Section 498A, 304B of IPC and Section 113B was introduced in Evidence Act for curbing the rampant evil of Dowry. Section 113B of Evidence Act provides that if it was shown that soon before the death of a woman she was subjected to cruelty or harassment by a person in connection with demand for dowry, then it shall be presumed that such person who harassed the woman had caused the death of the person. The offence under Sect498A is restricted to only acts of commission or omission done by the husband or his relatives. The ‘relative’ has not been defined but a friend however close he is to the family of husband, cannot be prosecuted under this section. Imprisonment period – 3 years. In Reema Aggarwal v Anupam & Ors it was argued that a person who marries another lady during the subsistence of his earlier legal marriage is not ‘husband’ within the meaning of Sect 498A and hence the second wife cannot invoke this section for

cruelty and harassment caused to her by him or relatives. However SC rejected the contention and held any person who has undergone some or other form of marriage and thereby assumed for himself the position of husband can be made liable under Sect 498A. In John Idiculla & Anr v State of Kerala it was held by the Kerala HC if the second wife whose marriage is not strictly legal but she is treated as wife by the Husband, relatives or society commits matrimonial cruelty on legally wedded wife, she cannot be alleged to wriggle out of criminal liability under Sect 498A. She can be considered as relative of the husband for the purpose of Sect 498A. The explanations to Sect 498A clarifies what amounts to cruelty. A) any willful conduct which is likely to drive the woman to commit suicide or to cause any grave injury or danger to life, limb or mental or physical health of the woman is cruelty.

B) Harassment of woman with a view to coerce her or her relatives, to meet unlawful demand for any property or valuable security, is cruelty. Cruelty includes both mental and physical cruelty. What amounts to cruelty is a question of fact. When there is no intent to on the part of husband of a woman or his relatives to injure her, a conduct though willful and hurts her feelings, does not amount to cruelty. The word ‘harassment’ means to torment a person through constant intimidation. SC has clarified that Cruelty is a continuing offence and hence every act of cruelty would be a new starting point of limitation. In Sushil Kumar Sharma v UOI the constitutional validity of Sect 498A was challenged on the ground that it has been misused.SC repelled the arguments and held mere possibility of abuse of a statutory provision does not per se make a provision of law objectionable and ultravires of the Constitution.

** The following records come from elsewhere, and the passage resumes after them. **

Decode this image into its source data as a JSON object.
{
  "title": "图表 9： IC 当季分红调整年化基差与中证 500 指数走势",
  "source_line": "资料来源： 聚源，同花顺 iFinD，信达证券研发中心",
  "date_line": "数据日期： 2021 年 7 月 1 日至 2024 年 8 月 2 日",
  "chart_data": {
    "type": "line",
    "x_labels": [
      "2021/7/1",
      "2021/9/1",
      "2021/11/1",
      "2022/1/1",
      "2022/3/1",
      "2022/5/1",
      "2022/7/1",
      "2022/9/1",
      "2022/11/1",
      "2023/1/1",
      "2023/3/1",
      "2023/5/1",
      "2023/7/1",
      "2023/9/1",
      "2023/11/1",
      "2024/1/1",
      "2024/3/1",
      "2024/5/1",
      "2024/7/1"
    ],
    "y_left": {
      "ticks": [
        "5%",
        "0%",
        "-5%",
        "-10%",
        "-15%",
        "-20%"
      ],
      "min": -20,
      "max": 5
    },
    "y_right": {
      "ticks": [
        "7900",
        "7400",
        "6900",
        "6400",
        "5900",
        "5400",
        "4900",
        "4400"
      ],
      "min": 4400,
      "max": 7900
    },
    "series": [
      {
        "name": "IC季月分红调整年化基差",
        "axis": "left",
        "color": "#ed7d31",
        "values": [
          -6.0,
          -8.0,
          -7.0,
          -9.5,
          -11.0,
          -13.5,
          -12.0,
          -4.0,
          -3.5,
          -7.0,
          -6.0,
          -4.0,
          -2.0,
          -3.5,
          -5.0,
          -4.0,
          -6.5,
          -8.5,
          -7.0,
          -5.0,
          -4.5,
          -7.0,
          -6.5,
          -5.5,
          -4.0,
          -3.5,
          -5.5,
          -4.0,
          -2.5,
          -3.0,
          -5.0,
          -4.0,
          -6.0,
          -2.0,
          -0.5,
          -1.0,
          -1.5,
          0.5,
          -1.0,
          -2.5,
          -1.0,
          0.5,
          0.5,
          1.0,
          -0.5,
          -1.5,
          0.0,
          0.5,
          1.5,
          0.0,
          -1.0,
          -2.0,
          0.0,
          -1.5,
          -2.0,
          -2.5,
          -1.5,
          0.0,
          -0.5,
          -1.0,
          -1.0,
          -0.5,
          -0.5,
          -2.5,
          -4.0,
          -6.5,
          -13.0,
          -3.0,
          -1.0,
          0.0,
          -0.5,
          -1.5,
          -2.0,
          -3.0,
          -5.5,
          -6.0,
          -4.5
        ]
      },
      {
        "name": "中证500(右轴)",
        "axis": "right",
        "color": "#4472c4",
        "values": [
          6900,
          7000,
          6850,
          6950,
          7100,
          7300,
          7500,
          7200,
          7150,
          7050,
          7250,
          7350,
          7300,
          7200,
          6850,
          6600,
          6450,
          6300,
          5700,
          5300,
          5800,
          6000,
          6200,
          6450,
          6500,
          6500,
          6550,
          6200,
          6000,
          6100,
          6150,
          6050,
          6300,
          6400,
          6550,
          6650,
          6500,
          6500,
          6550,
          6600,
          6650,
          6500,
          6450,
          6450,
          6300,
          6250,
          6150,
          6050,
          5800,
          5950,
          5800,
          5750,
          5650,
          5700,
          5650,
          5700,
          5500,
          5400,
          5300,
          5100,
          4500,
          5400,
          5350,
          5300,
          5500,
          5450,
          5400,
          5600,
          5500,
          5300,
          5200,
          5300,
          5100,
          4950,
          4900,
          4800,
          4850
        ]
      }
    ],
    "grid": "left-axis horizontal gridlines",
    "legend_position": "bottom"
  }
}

Criminal Intimidation and Annoyance Criminal intimidation (Sect 503) occurs when a person is threatened with injury to person, reputation or property with the intent to cause alarm to that person, or to cause that person to do an act which he is not legally bound to do. Even though the offence of Intimidation is akin to offence of extortion as defined in Sect 383, there exists several differences: i ) In Extortion offence is committed in presence of offender. In intimidation it need not be so. ii) In extortion the delivery of property is the essence. In intimidation there is no delivery of any property. The immediate purpose is to induce the threatened person to do something. In order to be liable for criminal intimidation, injury threatened to be caused must be illegal. Thus if a shopkeeper is threatened with picketing it would amount to intimidation.

Sect 506 describes the punishment for intimidation. Period of imprisonment is 2 years. However the punishment can go upto 7 years of imprisonment if intimidation falls in following categories : a) threat to cause death or grievous hurt b) threat to cause destruction of property by fire c) threat to cause offences punishable by death, Life imprisonment or imprisonment which may extend to 7 years. Section 504 – Intentional insult with intent to provoke breach of peace – Imprisonment upto 2 years. An act of insulting another by itself, does not amount to an offence, unless it contains essential ingredient, the intention or knowledge that the insult would provoke another person to cause breach of peace or commit another offence.